After seven months of living the high life in America, Nika has learned to embrace the carefree lifestyle of most pampered American children. She gleefully plays “kick the can” with the neighborhood kids and seems to have given herself to the adoring care of her new parents. But there’s still a part of her that shows that she’s a tough-as-nails survivor. Sometimes Nika plays a little rougher than her new friends would like. As the former oldest child in a three- to eight-year-old orphanage, she can also be a bit bossy. And to nobody’s surprise, Nika is not always interested in the fairy wings, princess shoes, and other frivolities her new friends gush over. But that’s understandable. Once you’ve begged door to door only to rush home with a scrap of food for your baby sister, it’s hard to get excited over Barbie’s latest fashion accessory. Once you’ve been thirty, it’s hard to be eight again.
I’ve learned a great deal from Nika.
Twenty years ago I worked on several consulting projects where I helped senior leaders as they tried to transform their existing organizations—typically filled with competing turfs and self-serving silos—into more collaborative team environments. As I interviewed hundreds of employees who had been placed in newly formed teams, I would always begin with the same question: “What do you look for in a teammate?” Most explained, “Someone to watch my back.”

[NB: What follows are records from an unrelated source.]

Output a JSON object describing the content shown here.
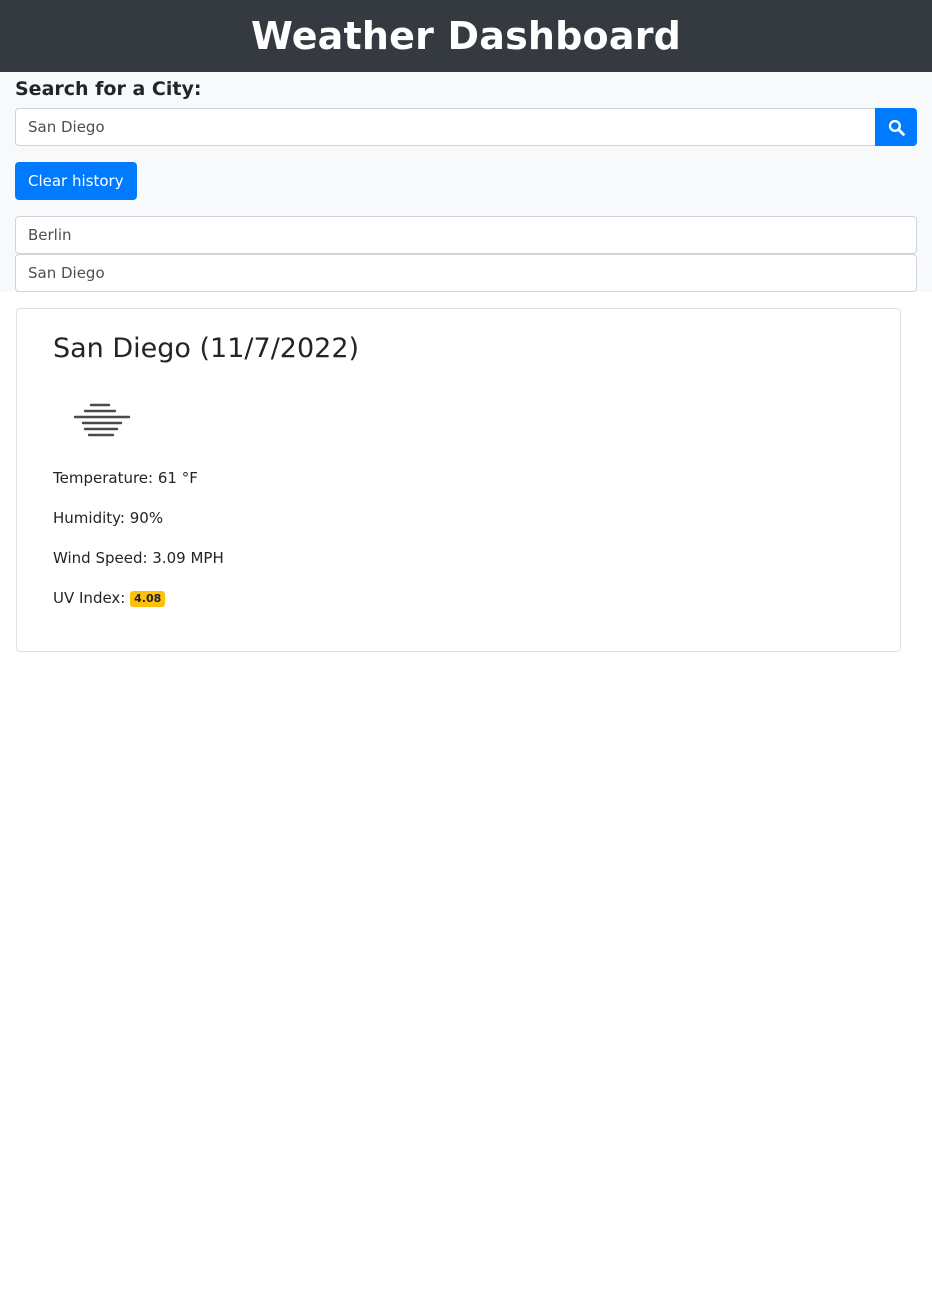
{
  "header": {
    "title": "Weather Dashboard"
  },
  "search": {
    "label": "Search for a City:",
    "value": "San Diego",
    "button_icon": "search-icon",
    "clear_label": "Clear history"
  },
  "history": [
    "Berlin",
    "San Diego"
  ],
  "current": {
    "title": "San Diego (11/7/2022)",
    "icon": "mist-icon",
    "temperature": "Temperature: 61 °F",
    "humidity": "Humidity: 90%",
    "wind": "Wind Speed: 3.09 MPH",
    "uv_label": "UV Index: ",
    "uv_value": "4.08"
  },
  "colors": {
    "header_bg": "#343a40",
    "primary": "#007bff",
    "uv_badge": "#ffc107",
    "panel_bg": "#f8f9fa"
  }
}
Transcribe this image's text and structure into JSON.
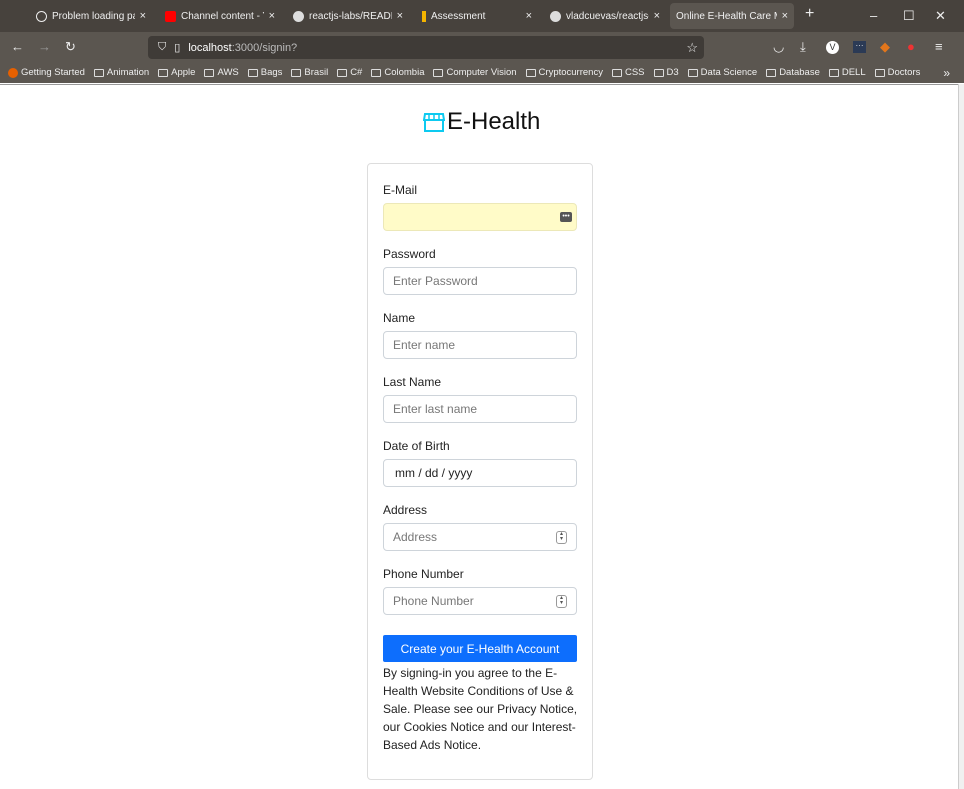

These words transformed into action in several different ways. “I don’t always have good days,” barked a seasoned dock worker, “And I’d like to know that my teammates would pitch in once in a while—you know, give me a hand. Of course, I’d do the same for them.” “I want someone who carries his or her fair share of the work—including the crummy jobs,” explained a machine operator.

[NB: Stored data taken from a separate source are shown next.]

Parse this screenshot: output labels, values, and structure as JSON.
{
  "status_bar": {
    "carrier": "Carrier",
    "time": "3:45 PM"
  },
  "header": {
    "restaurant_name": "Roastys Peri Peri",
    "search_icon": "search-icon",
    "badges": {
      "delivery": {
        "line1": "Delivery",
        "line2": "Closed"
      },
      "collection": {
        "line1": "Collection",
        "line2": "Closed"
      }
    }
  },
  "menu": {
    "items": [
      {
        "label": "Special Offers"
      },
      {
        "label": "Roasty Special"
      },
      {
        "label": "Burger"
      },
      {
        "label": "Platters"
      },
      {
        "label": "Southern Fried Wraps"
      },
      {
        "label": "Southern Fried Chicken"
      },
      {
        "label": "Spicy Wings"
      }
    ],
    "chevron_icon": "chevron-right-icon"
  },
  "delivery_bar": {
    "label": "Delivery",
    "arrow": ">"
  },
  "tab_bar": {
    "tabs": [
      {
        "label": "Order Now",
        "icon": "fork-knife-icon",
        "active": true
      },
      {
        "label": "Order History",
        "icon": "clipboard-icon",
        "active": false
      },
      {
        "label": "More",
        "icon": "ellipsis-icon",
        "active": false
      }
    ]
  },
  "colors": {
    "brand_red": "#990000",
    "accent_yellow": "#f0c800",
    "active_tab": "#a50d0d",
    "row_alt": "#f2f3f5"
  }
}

Healthy families and personal relationships are built of such stuff—people caring for each other—thinking of others, watching out for loved ones and coworkers, and even taking lumps for each other.

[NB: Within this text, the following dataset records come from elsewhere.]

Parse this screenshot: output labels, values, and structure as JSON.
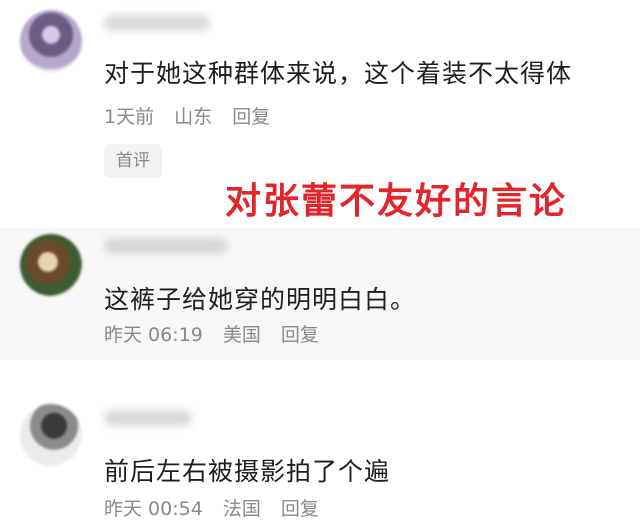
{
  "comments": [
    {
      "text": "对于她这种群体来说，这个着装不太得体",
      "time": "1天前",
      "location": "山东",
      "reply": "回复",
      "badge": "首评"
    },
    {
      "text": "这裤子给她穿的明明白白。",
      "time": "昨天 06:19",
      "location": "美国",
      "reply": "回复"
    },
    {
      "text": "前后左右被摄影拍了个遍",
      "time": "昨天 00:54",
      "location": "法国",
      "reply": "回复"
    }
  ],
  "annotation": "对张蕾不友好的言论"
}
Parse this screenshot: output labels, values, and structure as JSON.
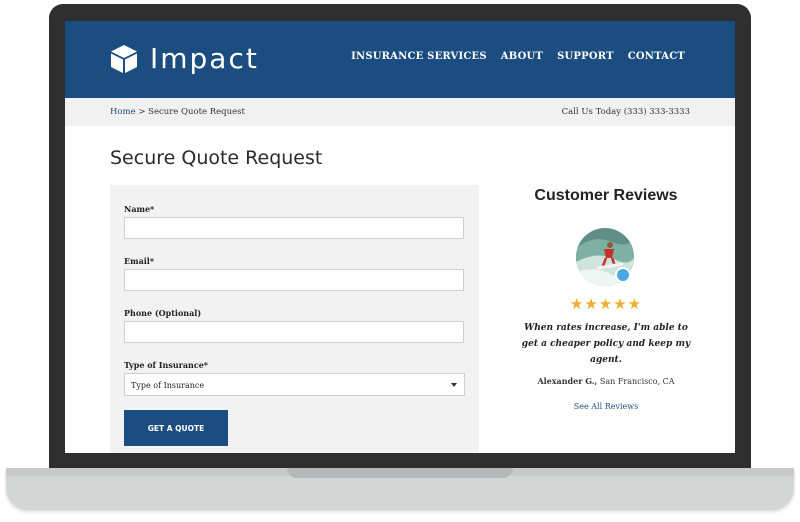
{
  "brand": {
    "name": "Impact"
  },
  "nav": {
    "items": [
      "INSURANCE SERVICES",
      "ABOUT",
      "SUPPORT",
      "CONTACT"
    ]
  },
  "breadcrumb": {
    "home": "Home",
    "separator": ">",
    "current": "Secure Quote Request"
  },
  "contact": {
    "phone_text": "Call Us Today (333) 333-3333"
  },
  "page": {
    "title": "Secure Quote Request"
  },
  "form": {
    "name_label": "Name*",
    "email_label": "Email*",
    "phone_label": "Phone (Optional)",
    "type_label": "Type of Insurance*",
    "type_value": "Type of Insurance",
    "submit_label": "GET A QUOTE"
  },
  "reviews": {
    "title": "Customer Reviews",
    "stars": "★★★★★",
    "rating": 5,
    "quote": "When rates increase, I'm able to get a cheaper policy and keep my agent.",
    "author_name": "Alexander G.,",
    "author_location": "San Francisco, CA",
    "see_all": "See All Reviews"
  },
  "colors": {
    "brand": "#1b4d81",
    "star": "#f0ad2e",
    "badge": "#4aa8e0",
    "form_bg": "#f2f2f2"
  },
  "icons": {
    "logo": "cube-icon",
    "select": "caret-down-icon",
    "badge": "verified-badge-icon"
  }
}
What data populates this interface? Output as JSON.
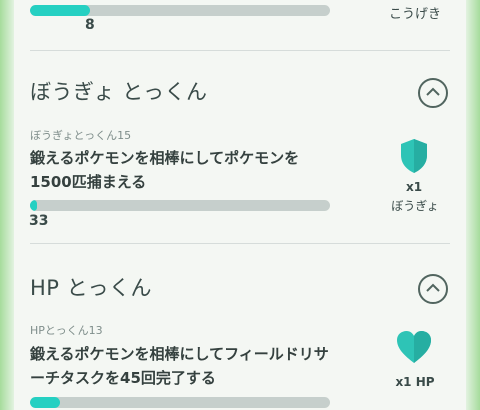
{
  "top": {
    "progress_value": "8",
    "progress_fraction": 0.2,
    "reward_name": "こうげき"
  },
  "sections": [
    {
      "title": "ぼうぎょ とっくん",
      "task": {
        "subtitle": "ぼうぎょとっくん15",
        "description": "鍛えるポケモンを相棒にしてポケモンを1500匹捕まえる",
        "progress_value": "33",
        "progress_fraction": 0.022
      },
      "reward": {
        "qty": "x1",
        "name": "ぼうぎょ",
        "icon": "shield-icon",
        "color": "#2ec4b6"
      }
    },
    {
      "title": "HP とっくん",
      "task": {
        "subtitle": "HPとっくん13",
        "description": "鍛えるポケモンを相棒にしてフィールドリサーチタスクを45回完了する",
        "progress_value": "",
        "progress_fraction": 0.1
      },
      "reward": {
        "qty": "x1 HP",
        "name": "",
        "icon": "heart-icon",
        "color": "#2ec4b6"
      }
    }
  ],
  "colors": {
    "accent": "#25d0c2",
    "bar_track": "#c6cfcc",
    "text": "#3a4b49"
  }
}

I’ve experienced this type of treatment firsthand. For instance, I once designed and tested a training course under the most pressure-filled circumstances imaginable. Nobody was the least bit interested in attending the training I had been commissioned to design. Each new group I trained would grudgingly file into a training room, sit stoically in their seats, and hardly move a muscle. A federal judge had mandated the training, and now I (an outsider) was delivering it to hostile audiences while internal training specialists sat in the back row and ridiculed everything I did. And all of this took place while I fought a flu virus that had so weakened my system that I frequently had to lean against the wall for support in order to continue with the training.
One evening as I lay on the floor working at a computer keyboard to produce the next day’s version of the training (I was too nauseated to sit up), I heard a knock on my hotel room door. I literally crawled over to the door to open it, and in burst David, my business partner. He had heard of my plight and instead of calling to ask if I needed help, had boarded a plane and flown to California, and now he was ready to take over the training assignment. I was to go home and get better while he stood before the angry audiences and took a beating. And that’s exactly what he did. For the next three days David took my beating and he never once asked for anything in return.
So what do these experiences teach us about teamwork? What should you look for in a teammate, or business partner—maybe even a life partner? One thing’s for certain, you should definitely seek someone like David—a person who stands beside you through thick and thin. And now that I’ve met Nika, I have an additional recommendation. Find someone like Nika. When others are carping about their workload or bickering over a bigger piece of the pie, seek a teammate who steps up and demands, “And one for Tanya.”